The new application, called ClickCeop, prompted 211 new reports of suspicious behavior from UK Facebook users in the last month. Since the application was introduced on July 12, it has been downloaded 55,000 times, with over 100,000 visits to the page and 20,000 people have ‘liked ClickCEOP‘ which means that regular status updates will appear in their newsfeeds, keeping users up to speed with online safety advice and information. All of the 211 reports came from the app and were all classified as serious offenses, such as sexual grooming. Jim Gamble, CEO of the Ceop Centre, said,
“We are grateful to all those who have downloaded the app and shared the app with their online networks – and similarly grateful for the support of all our partners and the virtual ‘army’ of tens of thousands of CEOP volunteers who are sharing the CickCEOP app with young people at their schools, youth groups and online networks. Together we really can make a difference to the safety of young people online.”

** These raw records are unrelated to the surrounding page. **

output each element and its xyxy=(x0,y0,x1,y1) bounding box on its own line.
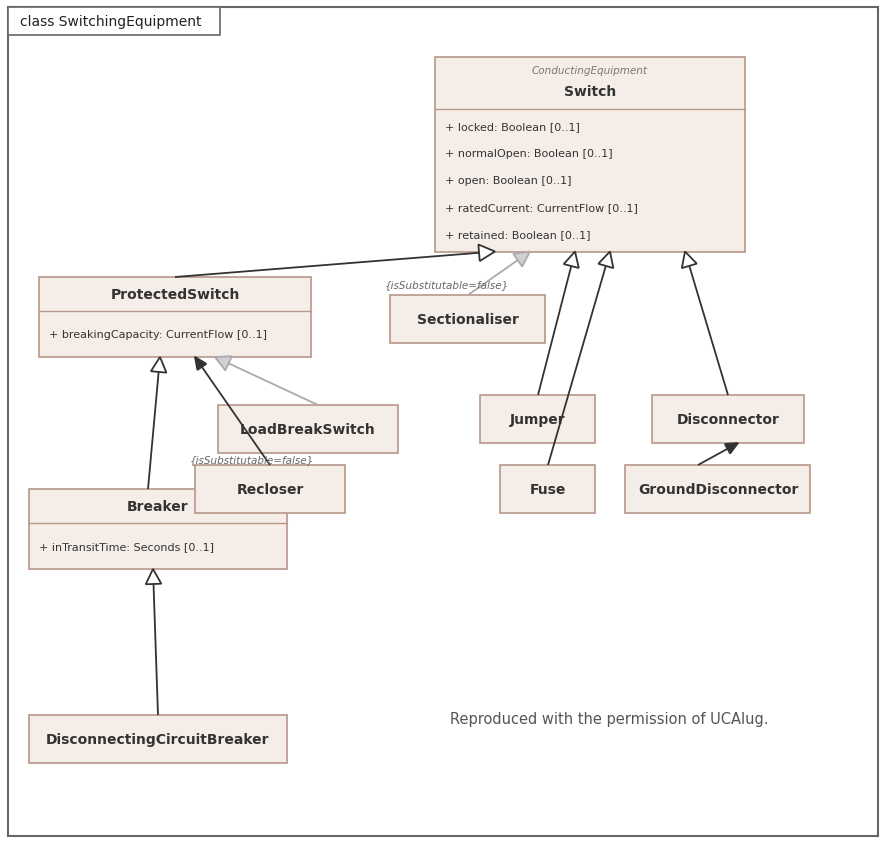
Text: + normalOpen: Boolean [0..1]: + normalOpen: Boolean [0..1] xyxy=(445,149,612,159)
Polygon shape xyxy=(682,252,696,268)
Polygon shape xyxy=(195,358,206,371)
FancyBboxPatch shape xyxy=(652,396,804,443)
Text: Recloser: Recloser xyxy=(237,483,304,496)
Text: Disconnector: Disconnector xyxy=(677,413,780,426)
Text: Breaker: Breaker xyxy=(128,500,189,513)
Text: DisconnectingCircuitBreaker: DisconnectingCircuitBreaker xyxy=(46,732,269,746)
Text: + locked: Boolean [0..1]: + locked: Boolean [0..1] xyxy=(445,122,579,132)
Text: Jumper: Jumper xyxy=(510,413,566,426)
FancyBboxPatch shape xyxy=(391,295,546,344)
Text: LoadBreakSwitch: LoadBreakSwitch xyxy=(240,423,376,436)
Polygon shape xyxy=(478,246,495,262)
Text: + breakingCapacity: CurrentFlow [0..1]: + breakingCapacity: CurrentFlow [0..1] xyxy=(49,330,267,339)
Text: + open: Boolean [0..1]: + open: Boolean [0..1] xyxy=(445,176,571,186)
Polygon shape xyxy=(513,252,530,268)
Text: Fuse: Fuse xyxy=(530,483,566,496)
Text: + retained: Boolean [0..1]: + retained: Boolean [0..1] xyxy=(445,230,590,240)
FancyBboxPatch shape xyxy=(480,396,595,443)
Polygon shape xyxy=(725,443,738,454)
Text: {isSubstitutable=false}: {isSubstitutable=false} xyxy=(385,279,509,289)
Text: + inTransitTime: Seconds [0..1]: + inTransitTime: Seconds [0..1] xyxy=(39,541,214,551)
Text: Sectionaliser: Sectionaliser xyxy=(417,312,519,327)
FancyBboxPatch shape xyxy=(218,405,398,453)
Text: Switch: Switch xyxy=(563,84,616,99)
Polygon shape xyxy=(215,357,232,371)
FancyBboxPatch shape xyxy=(501,465,595,513)
FancyBboxPatch shape xyxy=(195,465,345,513)
Text: GroundDisconnector: GroundDisconnector xyxy=(638,483,798,496)
FancyBboxPatch shape xyxy=(626,465,811,513)
FancyBboxPatch shape xyxy=(29,490,287,570)
Polygon shape xyxy=(151,358,167,373)
Bar xyxy=(8,8,220,36)
FancyBboxPatch shape xyxy=(435,57,745,252)
Text: Reproduced with the permission of UCAlug.: Reproduced with the permission of UCAlug… xyxy=(450,711,768,727)
FancyBboxPatch shape xyxy=(39,278,311,358)
Text: {isSubstitutable=false}: {isSubstitutable=false} xyxy=(190,454,315,464)
Text: class SwitchingEquipment: class SwitchingEquipment xyxy=(20,15,201,29)
Text: + ratedCurrent: CurrentFlow [0..1]: + ratedCurrent: CurrentFlow [0..1] xyxy=(445,203,638,213)
FancyBboxPatch shape xyxy=(29,715,287,763)
Text: ProtectedSwitch: ProtectedSwitch xyxy=(111,288,240,301)
Polygon shape xyxy=(563,252,579,268)
Text: ConductingEquipment: ConductingEquipment xyxy=(532,67,648,77)
Polygon shape xyxy=(598,252,613,268)
Polygon shape xyxy=(145,570,161,585)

Facebook was happy about the news but stressed that the app was only one of many ways to improve online safety for young people. Said Joanna Shields, Facebook’s vice-president of sales and business development for Europe, the Middle East and Africa said, “Its great news that so many users have interacted with ClickCeop by downloading the application or liking the page. There is no single answer to making the internet safer but Ceop have taken a great step forward by setting up their ClickCeop page.
Facebook fielded pressure from the UK Government and then Prime Minister Gordon Brown, which wanted the panic button added to each user’s profile page. Instead, the app was introduced and Facebook put a link to the Ceop homepage in the site’s Safety Center. The site also faced pressure from parents of victims of sexual abuse, rape and murder stemming from relationships and connections made through Facebook.
Many think the button is not the answer, despite it being somewhat successful in the last month since it was introduced. Children do not realize when they are being sexually groomed, or are afraid to be the one to tell. Too many people who don’t really need help will push the button, and those who really need the help won’t.
Still others believe that it is the site’s responsibility to monitor their own users, and it should not be the duty of the general user population to moderate the activity of others.